The Defense Secretary said active-duty U.S. troops “should only be used as a matter of last resort and only in the most urgent and dire situations.” He added he does not believe America is in that situation presently.

Esper has been highly criticized since he participated in President Donald Trump’s Monday evening photo-op, which was held in front of St. John’s Church, across from the White House. That area was cleared by using rubber bullets and, according to reporters who were on the scene, teat gas. Esper on Wednesday specifically denied that the National Guard used tear gas, but other law enforcement and federal agencies were on the scene as well.

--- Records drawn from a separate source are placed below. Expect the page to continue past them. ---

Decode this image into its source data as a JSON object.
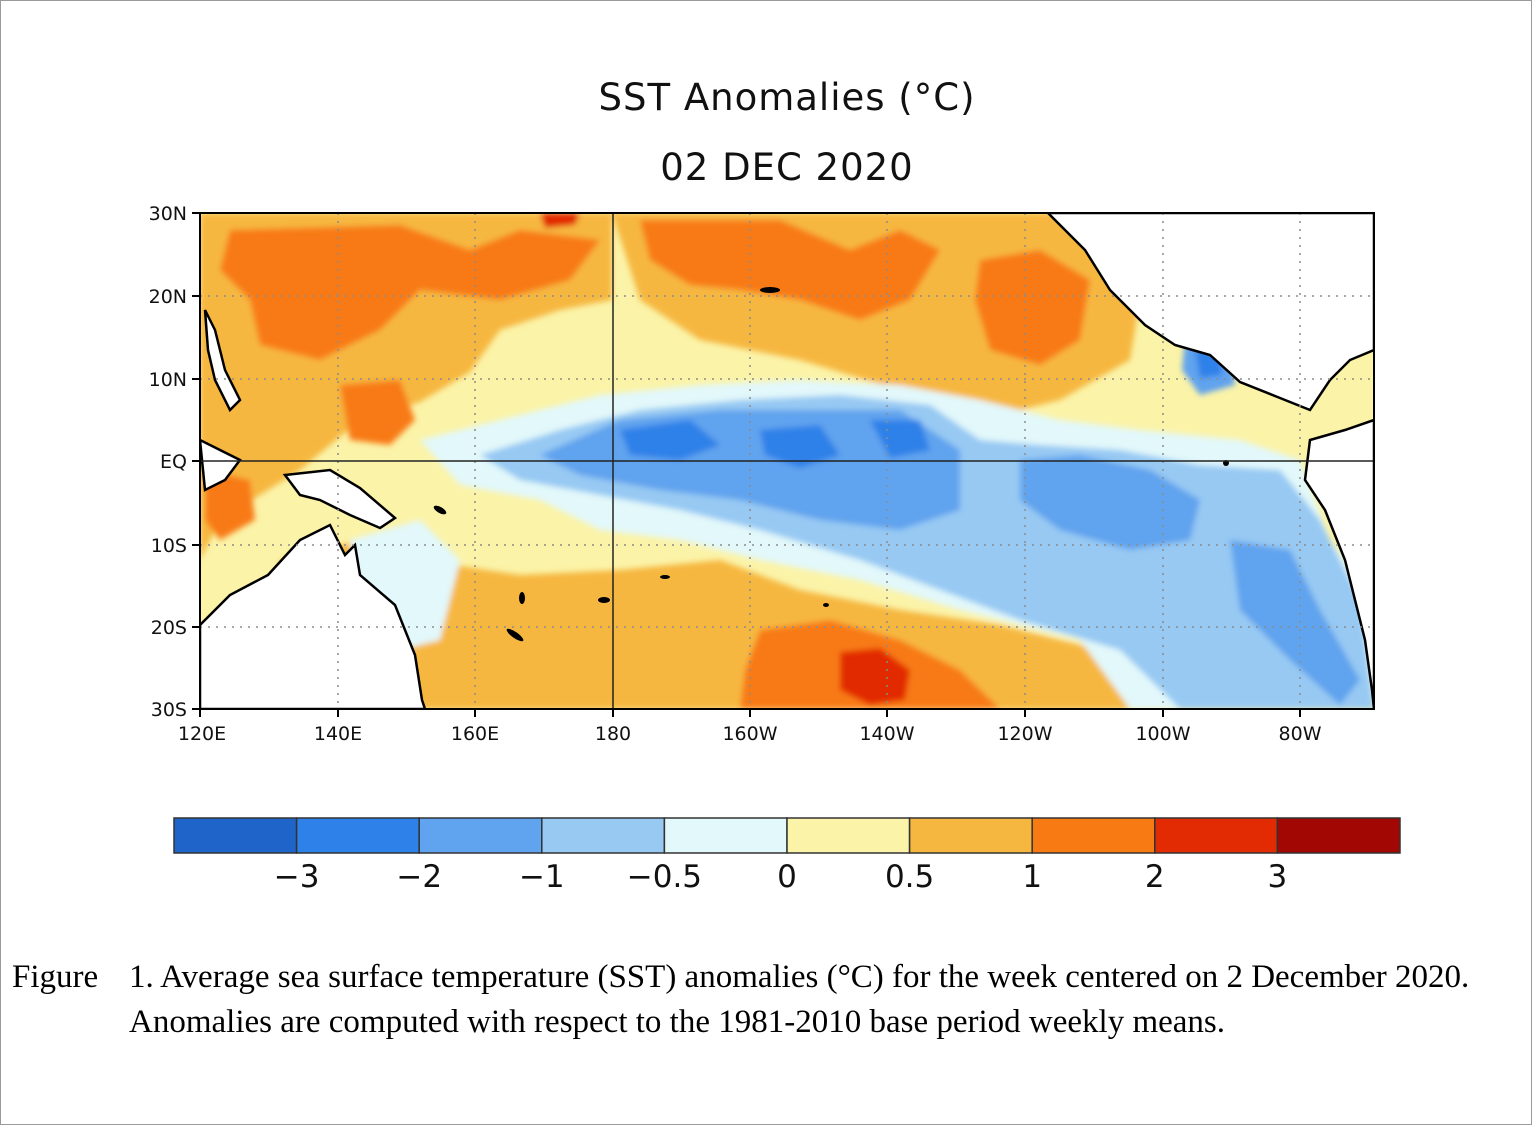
{
  "title": "SST Anomalies (°C)",
  "subtitle": "02 DEC 2020",
  "map": {
    "lat_labels": [
      "30N",
      "20N",
      "10N",
      "EQ",
      "10S",
      "20S",
      "30S"
    ],
    "lon_labels": [
      "120E",
      "140E",
      "160E",
      "180",
      "160W",
      "140W",
      "120W",
      "100W",
      "80W"
    ],
    "colors": {
      "land": "#ffffff",
      "coast": "#000000",
      "grid": "#8c8c8c"
    }
  },
  "colorbar": {
    "colors": [
      "#1f65c9",
      "#2d81e8",
      "#60a3ee",
      "#97c9f3",
      "#e2f8fa",
      "#fbf3a8",
      "#f6b740",
      "#f87a13",
      "#e22b03",
      "#a30703"
    ],
    "labels": [
      "−3",
      "−2",
      "−1",
      "−0.5",
      "0",
      "0.5",
      "1",
      "2",
      "3"
    ]
  },
  "caption": {
    "label": "Figure",
    "text": "1. Average sea surface temperature (SST) anomalies (°C) for the week centered on 2 December 2020. Anomalies are computed with respect to the 1981-2010 base period weekly means."
  }
}
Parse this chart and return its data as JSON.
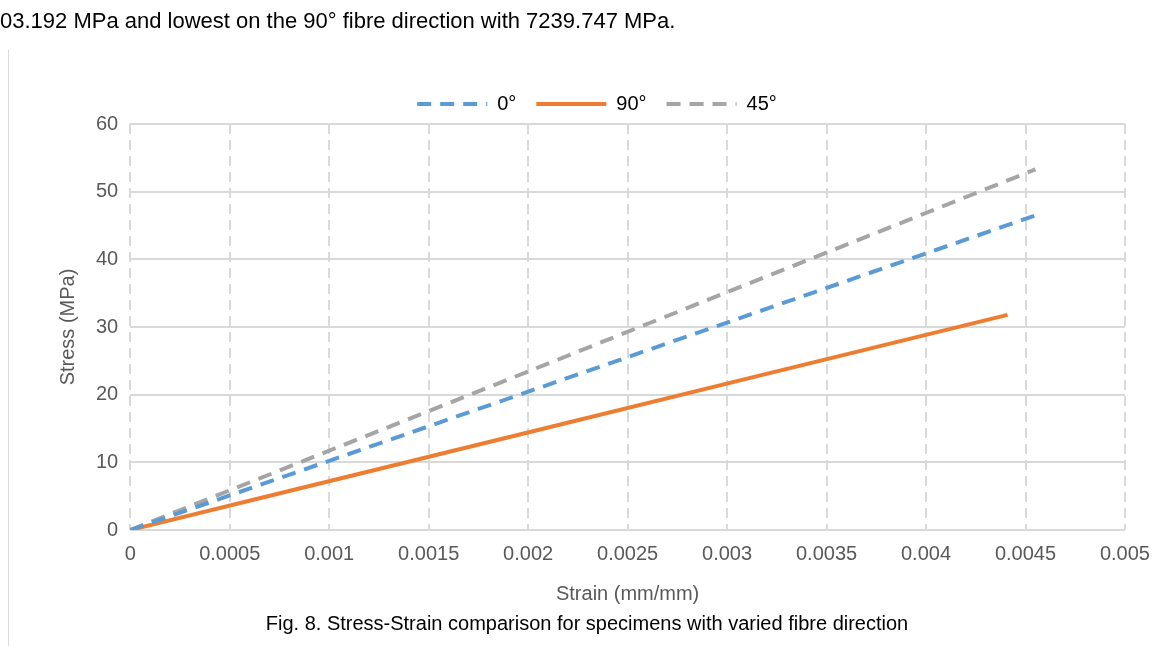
{
  "chart_data": {
    "type": "line",
    "xlabel": "Strain (mm/mm)",
    "ylabel": "Stress (MPa)",
    "annotations": [
      "03.192 MPa and lowest on the 90° fibre direction with 7239.747 MPa.",
      "Fig. 8. Stress-Strain comparison for specimens with varied fibre direction"
    ],
    "series": [
      {
        "name": "0°",
        "color": "#5b9bd5",
        "line_style": "dashed",
        "x": [
          0,
          0.00456
        ],
        "values": [
          0,
          46.6
        ]
      },
      {
        "name": "90°",
        "color": "#ed7d31",
        "line_style": "solid",
        "x": [
          0,
          0.00441
        ],
        "values": [
          0,
          31.8
        ]
      },
      {
        "name": "45°",
        "color": "#a5a5a5",
        "line_style": "dashed",
        "x": [
          0,
          0.00455
        ],
        "values": [
          0,
          53.3
        ]
      }
    ],
    "xlim": [
      0,
      0.005
    ],
    "xticks": [
      0,
      0.0005,
      0.001,
      0.0015,
      0.002,
      0.0025,
      0.003,
      0.0035,
      0.004,
      0.0045,
      0.005
    ],
    "ylim": [
      0,
      60
    ],
    "yticks": [
      0,
      10,
      20,
      30,
      40,
      50,
      60
    ],
    "grid": true,
    "legend": "top",
    "marker": "none"
  }
}
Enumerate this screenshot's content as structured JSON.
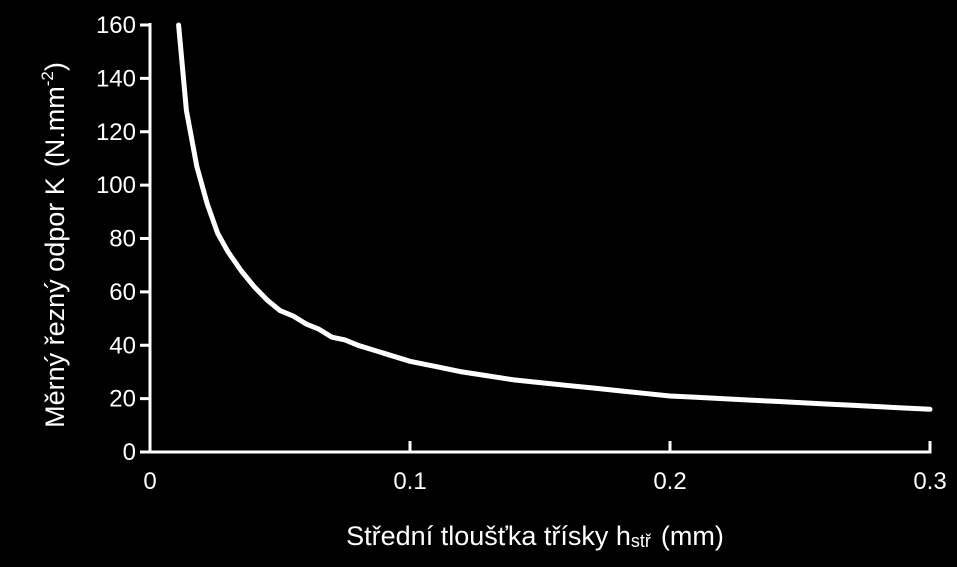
{
  "chart_data": {
    "type": "line",
    "xlabel": "Střední tloušťka třísky h",
    "xlabel_sub": "stř",
    "xlabel_unit": "(mm)",
    "ylabel": "Měrný řezný odpor K",
    "ylabel_unit_pre": "(N.mm",
    "ylabel_unit_sup": "-2",
    "ylabel_unit_post": ")",
    "xlim": [
      0,
      0.3
    ],
    "ylim": [
      0,
      160
    ],
    "x_ticks": [
      0,
      0.1,
      0.2,
      0.3
    ],
    "x_tick_labels": [
      "0",
      "0.1",
      "0.2",
      "0.3"
    ],
    "y_ticks": [
      0,
      20,
      40,
      60,
      80,
      100,
      120,
      140,
      160
    ],
    "y_tick_labels": [
      "0",
      "20",
      "40",
      "60",
      "80",
      "100",
      "120",
      "140",
      "160"
    ],
    "grid": false,
    "colors": {
      "background": "#000000",
      "line": "#ffffff",
      "axis": "#ffffff"
    },
    "series": [
      {
        "x": [
          0.011,
          0.014,
          0.018,
          0.022,
          0.026,
          0.03,
          0.035,
          0.04,
          0.045,
          0.05,
          0.055,
          0.06,
          0.065,
          0.07,
          0.075,
          0.08,
          0.09,
          0.1,
          0.11,
          0.12,
          0.13,
          0.14,
          0.15,
          0.16,
          0.17,
          0.18,
          0.19,
          0.2,
          0.21,
          0.22,
          0.23,
          0.24,
          0.25,
          0.26,
          0.27,
          0.28,
          0.29,
          0.3
        ],
        "y": [
          160,
          128,
          107,
          93,
          82,
          75,
          68,
          62,
          57,
          53,
          51,
          48,
          46,
          43,
          42,
          40,
          37,
          34,
          32,
          30,
          28.5,
          27,
          26,
          25,
          24,
          23,
          22,
          21,
          20.5,
          20,
          19.5,
          19,
          18.5,
          18,
          17.5,
          17,
          16.5,
          16
        ]
      }
    ]
  }
}
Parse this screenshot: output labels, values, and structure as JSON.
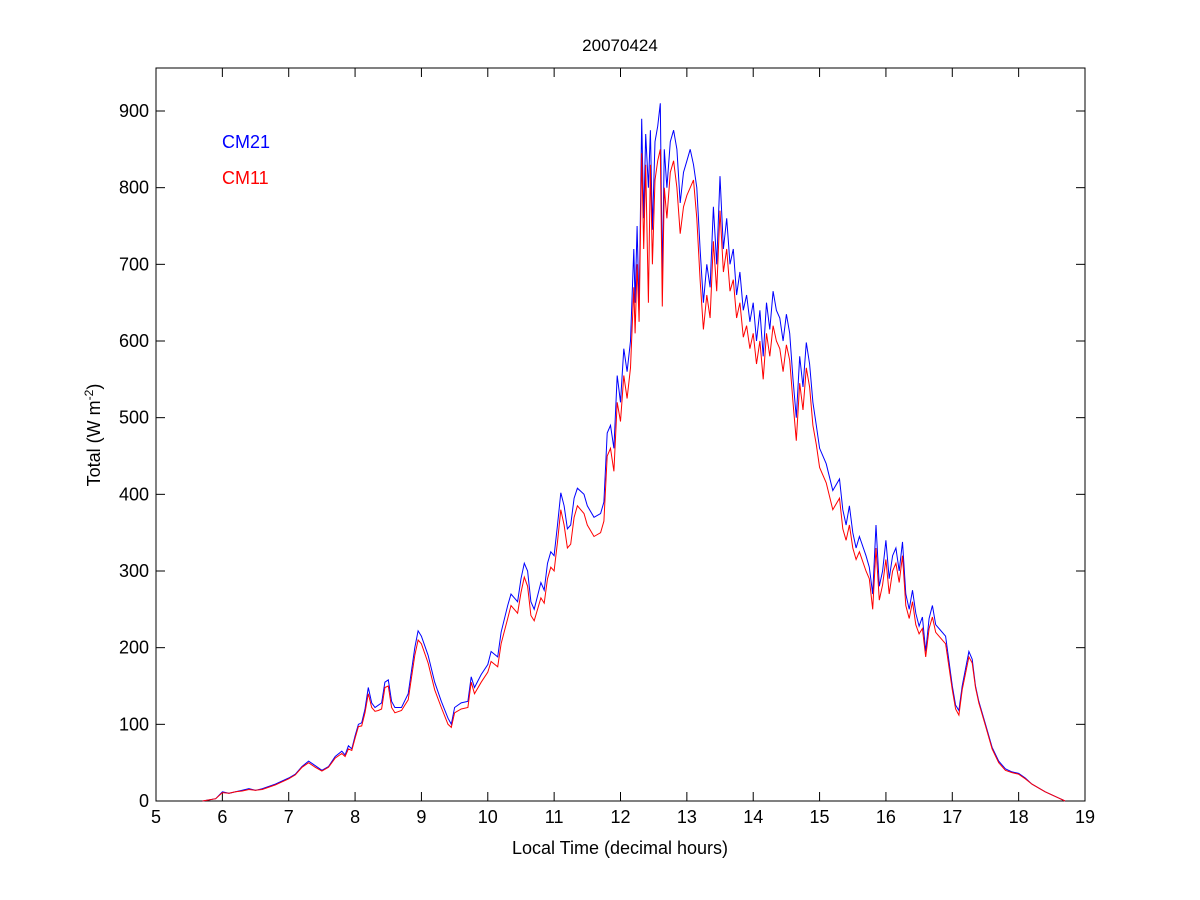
{
  "chart_data": {
    "type": "line",
    "title": "20070424",
    "xlabel": "Local Time (decimal hours)",
    "ylabel_main": "Total (W m",
    "ylabel_sup": "-2",
    "ylabel_close": ")",
    "xlim": [
      5,
      19
    ],
    "ylim": [
      0,
      950
    ],
    "xticks": [
      5,
      6,
      7,
      8,
      9,
      10,
      11,
      12,
      13,
      14,
      15,
      16,
      17,
      18,
      19
    ],
    "yticks": [
      0,
      100,
      200,
      300,
      400,
      500,
      600,
      700,
      800,
      900
    ],
    "grid": false,
    "legend_placement": "top-left",
    "x": [
      5.7,
      5.9,
      6.0,
      6.1,
      6.2,
      6.3,
      6.4,
      6.5,
      6.6,
      6.8,
      7.0,
      7.1,
      7.2,
      7.3,
      7.4,
      7.5,
      7.6,
      7.7,
      7.8,
      7.85,
      7.9,
      7.95,
      8.0,
      8.05,
      8.1,
      8.15,
      8.2,
      8.25,
      8.3,
      8.35,
      8.4,
      8.45,
      8.5,
      8.55,
      8.6,
      8.7,
      8.8,
      8.9,
      8.95,
      9.0,
      9.1,
      9.2,
      9.3,
      9.4,
      9.45,
      9.5,
      9.6,
      9.7,
      9.75,
      9.8,
      9.9,
      10.0,
      10.05,
      10.15,
      10.2,
      10.3,
      10.35,
      10.45,
      10.5,
      10.55,
      10.6,
      10.65,
      10.7,
      10.8,
      10.85,
      10.9,
      10.95,
      11.0,
      11.05,
      11.1,
      11.15,
      11.2,
      11.25,
      11.3,
      11.35,
      11.45,
      11.5,
      11.6,
      11.7,
      11.75,
      11.8,
      11.85,
      11.9,
      11.95,
      12.0,
      12.05,
      12.1,
      12.15,
      12.2,
      12.22,
      12.25,
      12.28,
      12.32,
      12.35,
      12.38,
      12.42,
      12.45,
      12.48,
      12.52,
      12.56,
      12.6,
      12.63,
      12.66,
      12.7,
      12.75,
      12.8,
      12.85,
      12.9,
      12.95,
      13.0,
      13.05,
      13.1,
      13.15,
      13.2,
      13.25,
      13.3,
      13.35,
      13.4,
      13.45,
      13.5,
      13.55,
      13.6,
      13.65,
      13.7,
      13.75,
      13.8,
      13.85,
      13.9,
      13.95,
      14.0,
      14.05,
      14.1,
      14.15,
      14.2,
      14.25,
      14.3,
      14.35,
      14.4,
      14.45,
      14.5,
      14.55,
      14.6,
      14.65,
      14.7,
      14.75,
      14.8,
      14.85,
      14.9,
      14.95,
      15.0,
      15.1,
      15.2,
      15.3,
      15.35,
      15.4,
      15.45,
      15.5,
      15.55,
      15.6,
      15.7,
      15.75,
      15.8,
      15.85,
      15.9,
      15.95,
      16.0,
      16.05,
      16.1,
      16.15,
      16.2,
      16.25,
      16.3,
      16.35,
      16.4,
      16.45,
      16.5,
      16.55,
      16.6,
      16.65,
      16.7,
      16.75,
      16.8,
      16.9,
      17.0,
      17.05,
      17.1,
      17.15,
      17.25,
      17.3,
      17.35,
      17.4,
      17.5,
      17.6,
      17.7,
      17.8,
      17.9,
      18.0,
      18.1,
      18.2,
      18.4,
      18.6,
      18.7
    ],
    "series": [
      {
        "name": "CM21",
        "color": "#0000ff",
        "values": [
          0,
          3,
          12,
          10,
          12,
          14,
          16,
          14,
          16,
          22,
          30,
          35,
          45,
          52,
          46,
          40,
          45,
          58,
          65,
          60,
          72,
          68,
          85,
          100,
          102,
          120,
          148,
          128,
          122,
          125,
          128,
          155,
          158,
          130,
          122,
          122,
          140,
          200,
          222,
          215,
          190,
          155,
          130,
          108,
          100,
          122,
          128,
          130,
          162,
          148,
          165,
          178,
          195,
          188,
          220,
          255,
          270,
          260,
          290,
          310,
          300,
          260,
          250,
          285,
          275,
          310,
          325,
          320,
          360,
          402,
          385,
          355,
          360,
          395,
          408,
          400,
          385,
          370,
          375,
          390,
          480,
          490,
          460,
          555,
          520,
          590,
          560,
          600,
          720,
          650,
          750,
          640,
          890,
          760,
          870,
          800,
          875,
          745,
          860,
          880,
          910,
          680,
          850,
          800,
          860,
          875,
          850,
          780,
          820,
          835,
          850,
          830,
          800,
          720,
          650,
          700,
          670,
          775,
          700,
          815,
          720,
          760,
          700,
          720,
          660,
          690,
          640,
          660,
          625,
          650,
          600,
          640,
          580,
          650,
          615,
          665,
          640,
          630,
          600,
          635,
          610,
          550,
          500,
          580,
          540,
          598,
          570,
          520,
          490,
          460,
          440,
          405,
          420,
          380,
          360,
          385,
          350,
          330,
          345,
          320,
          305,
          270,
          360,
          280,
          300,
          340,
          290,
          320,
          330,
          300,
          338,
          270,
          250,
          275,
          245,
          228,
          240,
          195,
          238,
          255,
          230,
          225,
          215,
          150,
          125,
          118,
          150,
          195,
          185,
          150,
          130,
          100,
          70,
          52,
          42,
          38,
          36,
          30,
          22,
          12,
          4,
          0
        ]
      },
      {
        "name": "CM11",
        "color": "#ff0000",
        "values": [
          0,
          3,
          11,
          10,
          12,
          13,
          15,
          14,
          15,
          21,
          29,
          34,
          44,
          50,
          44,
          39,
          44,
          56,
          62,
          58,
          68,
          66,
          82,
          97,
          98,
          115,
          140,
          122,
          117,
          118,
          120,
          148,
          150,
          122,
          115,
          118,
          132,
          190,
          210,
          205,
          180,
          145,
          122,
          100,
          96,
          115,
          120,
          122,
          155,
          140,
          155,
          168,
          182,
          175,
          205,
          238,
          255,
          245,
          272,
          292,
          280,
          242,
          235,
          265,
          258,
          290,
          305,
          300,
          338,
          380,
          360,
          330,
          335,
          370,
          385,
          375,
          360,
          345,
          350,
          365,
          450,
          460,
          430,
          520,
          495,
          555,
          525,
          565,
          670,
          610,
          700,
          625,
          845,
          720,
          830,
          650,
          830,
          700,
          810,
          835,
          850,
          645,
          800,
          760,
          820,
          835,
          800,
          740,
          775,
          790,
          800,
          810,
          760,
          680,
          615,
          660,
          630,
          730,
          665,
          770,
          690,
          720,
          665,
          680,
          630,
          650,
          605,
          620,
          590,
          610,
          570,
          600,
          550,
          610,
          580,
          620,
          600,
          590,
          560,
          595,
          575,
          520,
          470,
          545,
          510,
          565,
          540,
          490,
          465,
          435,
          415,
          380,
          395,
          355,
          340,
          360,
          330,
          315,
          325,
          300,
          290,
          250,
          330,
          262,
          282,
          315,
          270,
          300,
          310,
          285,
          320,
          255,
          238,
          260,
          230,
          218,
          225,
          188,
          225,
          240,
          220,
          215,
          205,
          145,
          120,
          112,
          145,
          188,
          180,
          148,
          128,
          98,
          68,
          50,
          40,
          37,
          35,
          29,
          22,
          12,
          4,
          0
        ]
      }
    ]
  }
}
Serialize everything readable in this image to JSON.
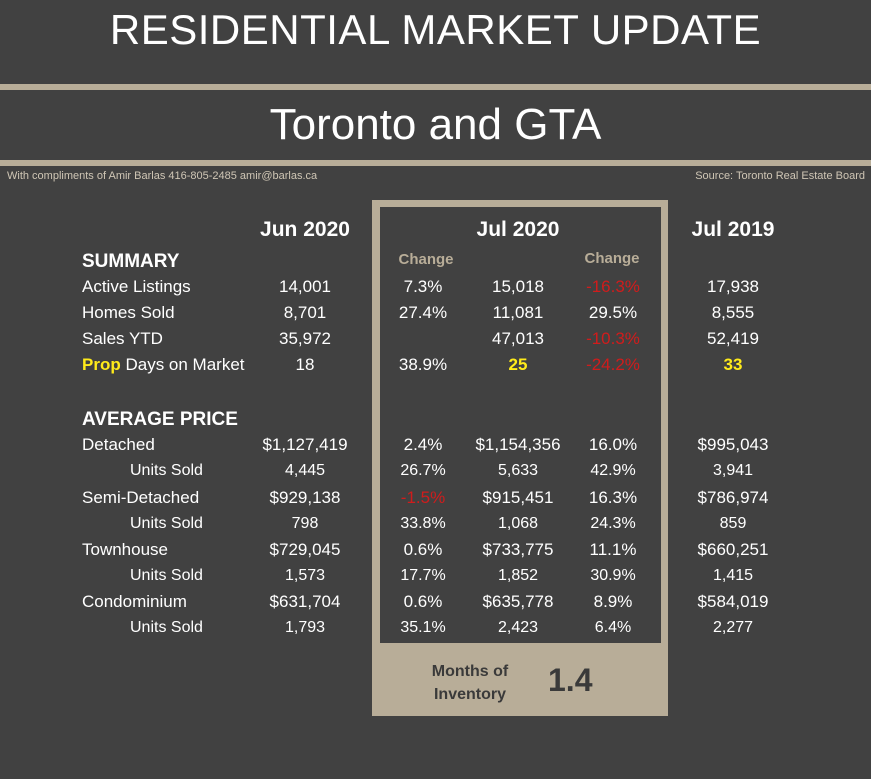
{
  "header": {
    "title": "RESIDENTIAL MARKET UPDATE",
    "subtitle": "Toronto and GTA",
    "credit": "With compliments of Amir Barlas 416-805-2485 amir@barlas.ca",
    "source": "Source: Toronto Real Estate Board"
  },
  "columns": {
    "jun2020": "Jun 2020",
    "jul2020": "Jul 2020",
    "jul2019": "Jul 2019",
    "change1": "Change",
    "change2": "Change"
  },
  "summary": {
    "heading": "SUMMARY",
    "rows": [
      {
        "label": "Active Listings",
        "jun": "14,001",
        "chg1": "7.3%",
        "jul": "15,018",
        "chg2": "-16.3%",
        "jul19": "17,938"
      },
      {
        "label": "Homes Sold",
        "jun": "8,701",
        "chg1": "27.4%",
        "jul": "11,081",
        "chg2": "29.5%",
        "jul19": "8,555"
      },
      {
        "label": "Sales YTD",
        "jun": "35,972",
        "chg1": "",
        "jul": "47,013",
        "chg2": "-10.3%",
        "jul19": "52,419"
      }
    ],
    "dom": {
      "prefix": "Prop",
      "label": "Days on Market",
      "jun": "18",
      "chg1": "38.9%",
      "jul": "25",
      "chg2": "-24.2%",
      "jul19": "33"
    }
  },
  "average_price": {
    "heading": "AVERAGE PRICE",
    "rows": [
      {
        "label": "Detached",
        "jun": "$1,127,419",
        "chg1": "2.4%",
        "jul": "$1,154,356",
        "chg2": "16.0%",
        "jul19": "$995,043"
      },
      {
        "label": "Units Sold",
        "jun": "4,445",
        "chg1": "26.7%",
        "jul": "5,633",
        "chg2": "42.9%",
        "jul19": "3,941"
      },
      {
        "label": "Semi-Detached",
        "jun": "$929,138",
        "chg1": "-1.5%",
        "jul": "$915,451",
        "chg2": "16.3%",
        "jul19": "$786,974"
      },
      {
        "label": "Units Sold",
        "jun": "798",
        "chg1": "33.8%",
        "jul": "1,068",
        "chg2": "24.3%",
        "jul19": "859"
      },
      {
        "label": "Townhouse",
        "jun": "$729,045",
        "chg1": "0.6%",
        "jul": "$733,775",
        "chg2": "11.1%",
        "jul19": "$660,251"
      },
      {
        "label": "Units Sold",
        "jun": "1,573",
        "chg1": "17.7%",
        "jul": "1,852",
        "chg2": "30.9%",
        "jul19": "1,415"
      },
      {
        "label": "Condominium",
        "jun": "$631,704",
        "chg1": "0.6%",
        "jul": "$635,778",
        "chg2": "8.9%",
        "jul19": "$584,019"
      },
      {
        "label": "Units Sold",
        "jun": "1,793",
        "chg1": "35.1%",
        "jul": "2,423",
        "chg2": "6.4%",
        "jul19": "2,277"
      }
    ]
  },
  "inventory": {
    "label": "Months of Inventory",
    "value": "1.4"
  },
  "colors": {
    "background": "#414141",
    "accent": "#b8ad98",
    "negative": "#d01c1c",
    "highlight": "#ffeb1a"
  }
}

Sec. Esper said he was unaware he would be part of that photo-op, which in itself has been highly controversial. He said he tries to keep the Military out of politics and admitted his participation, which he said was unplanned on his part, failed in that goal.

The Pentagon chief also made an impassioned vow on the role of the U.S. Military.

“The Department of Defense, the armed services, our uniformed leaders, our civilian leaders and I take seriously our oath to support and defend the Constitution,” he said, “and to safeguard to those very rights contained in that document.”

Esper ended the press conference somewhat abruptly, saying he was on his way to the White House.

Update:
Former Pentagon Public Affairs official Adam Blickstein calls Esper’s remarks “a stunning reversal” and “a direct rebuke” to President Trump.